Se busca ávidamente, entre risas y flaquezas, un espacio neutro,
donde la nada eclipse al pecado, donde los cuerpos se desprendan
de sus sombras, donde la piel y la luz importen más que la neurona,
importen más que la memoria.
Que se alce el canto suave, pero desgarrado, como increpancia del llanto,
de lo triste y de lo amargo.
Que aparezcan calles y esquinas para caminar y doblarlas contigo.

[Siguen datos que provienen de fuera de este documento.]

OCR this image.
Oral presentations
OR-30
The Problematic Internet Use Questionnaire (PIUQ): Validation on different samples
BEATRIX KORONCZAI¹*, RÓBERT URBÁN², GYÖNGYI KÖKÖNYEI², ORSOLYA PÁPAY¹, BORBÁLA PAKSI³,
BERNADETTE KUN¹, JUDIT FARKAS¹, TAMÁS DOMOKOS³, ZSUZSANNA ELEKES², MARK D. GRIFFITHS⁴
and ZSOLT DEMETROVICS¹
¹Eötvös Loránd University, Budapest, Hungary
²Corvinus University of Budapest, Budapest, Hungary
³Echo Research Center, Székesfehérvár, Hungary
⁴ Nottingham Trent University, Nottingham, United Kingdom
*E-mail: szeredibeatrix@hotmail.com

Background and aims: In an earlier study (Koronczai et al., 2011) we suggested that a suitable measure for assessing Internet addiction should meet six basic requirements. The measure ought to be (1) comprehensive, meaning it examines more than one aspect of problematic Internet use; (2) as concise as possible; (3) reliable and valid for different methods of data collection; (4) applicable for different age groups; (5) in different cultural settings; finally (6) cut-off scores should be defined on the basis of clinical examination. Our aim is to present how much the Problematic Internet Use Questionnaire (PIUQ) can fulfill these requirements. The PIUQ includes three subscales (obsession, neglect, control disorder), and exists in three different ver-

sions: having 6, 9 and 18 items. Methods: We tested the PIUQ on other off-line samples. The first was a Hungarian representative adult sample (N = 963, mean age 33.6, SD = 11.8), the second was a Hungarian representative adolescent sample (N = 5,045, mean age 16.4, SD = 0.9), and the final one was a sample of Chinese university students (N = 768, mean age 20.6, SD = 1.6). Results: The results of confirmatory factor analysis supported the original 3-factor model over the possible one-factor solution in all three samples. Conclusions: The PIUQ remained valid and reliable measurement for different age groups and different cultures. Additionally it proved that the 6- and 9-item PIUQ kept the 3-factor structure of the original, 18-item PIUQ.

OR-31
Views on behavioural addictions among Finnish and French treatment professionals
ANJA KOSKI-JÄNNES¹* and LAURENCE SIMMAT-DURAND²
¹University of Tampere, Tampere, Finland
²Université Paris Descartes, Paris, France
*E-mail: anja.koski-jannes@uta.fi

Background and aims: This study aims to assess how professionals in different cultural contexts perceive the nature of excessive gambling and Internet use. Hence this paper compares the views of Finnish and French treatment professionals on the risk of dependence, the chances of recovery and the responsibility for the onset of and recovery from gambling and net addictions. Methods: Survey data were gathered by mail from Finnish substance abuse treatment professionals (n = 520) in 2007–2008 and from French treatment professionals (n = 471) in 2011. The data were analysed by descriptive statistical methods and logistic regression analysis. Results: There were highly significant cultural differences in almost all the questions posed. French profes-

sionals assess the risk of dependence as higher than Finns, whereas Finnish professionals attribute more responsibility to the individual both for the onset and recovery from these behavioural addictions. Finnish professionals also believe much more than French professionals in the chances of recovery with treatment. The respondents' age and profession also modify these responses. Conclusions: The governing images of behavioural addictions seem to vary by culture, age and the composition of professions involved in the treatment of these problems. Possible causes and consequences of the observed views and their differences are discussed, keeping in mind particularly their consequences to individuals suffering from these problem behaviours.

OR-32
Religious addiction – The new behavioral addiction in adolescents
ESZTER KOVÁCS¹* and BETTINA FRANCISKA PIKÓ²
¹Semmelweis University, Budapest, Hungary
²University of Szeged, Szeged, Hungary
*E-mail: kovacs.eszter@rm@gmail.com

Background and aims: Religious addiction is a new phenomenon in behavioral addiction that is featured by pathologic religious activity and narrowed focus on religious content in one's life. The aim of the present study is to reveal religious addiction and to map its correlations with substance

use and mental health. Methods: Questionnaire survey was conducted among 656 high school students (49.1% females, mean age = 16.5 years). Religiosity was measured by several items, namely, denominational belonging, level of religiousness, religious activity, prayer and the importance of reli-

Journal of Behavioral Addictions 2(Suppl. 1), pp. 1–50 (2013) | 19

Se busca un corazón abierto, la antesala de un encuentro, labios
y lenguas que precedan a un beso. ¿Qué dirían, si pudieran ser dos?
Cuatro mitades rotas sobre una gastada alfombra.
Y encontrar un ejército de latidos y rubor.
Y darte lo que me queda, si acaso nada, y con ello paliar mis ganas.
Desnudarnos pero no de ropas y abrir el alma en canal.

Hallar un refugio pequeño, contra el viento cuando es fuerte,
suficiente para no caer, aunque el rayo nos atraviese y el hielo
congele las grietas de ese espejo destrozado.
Quisiera volver a ti, sin haber llegado a ninguna parte, sin regresar
de ningún lugar, transitar caminos para entender los bosques,
las malezas, los desiertos, los ladridos, las noches largas, los nudos fuertes.
Y cuando el vértigo en la cima me recuerde el nivel del mar,
comprender que no hay distancias ni tiempos, sólo instantes,
un reconocernos los dos, en la risa de tus ojos y en el brillo de mi voz.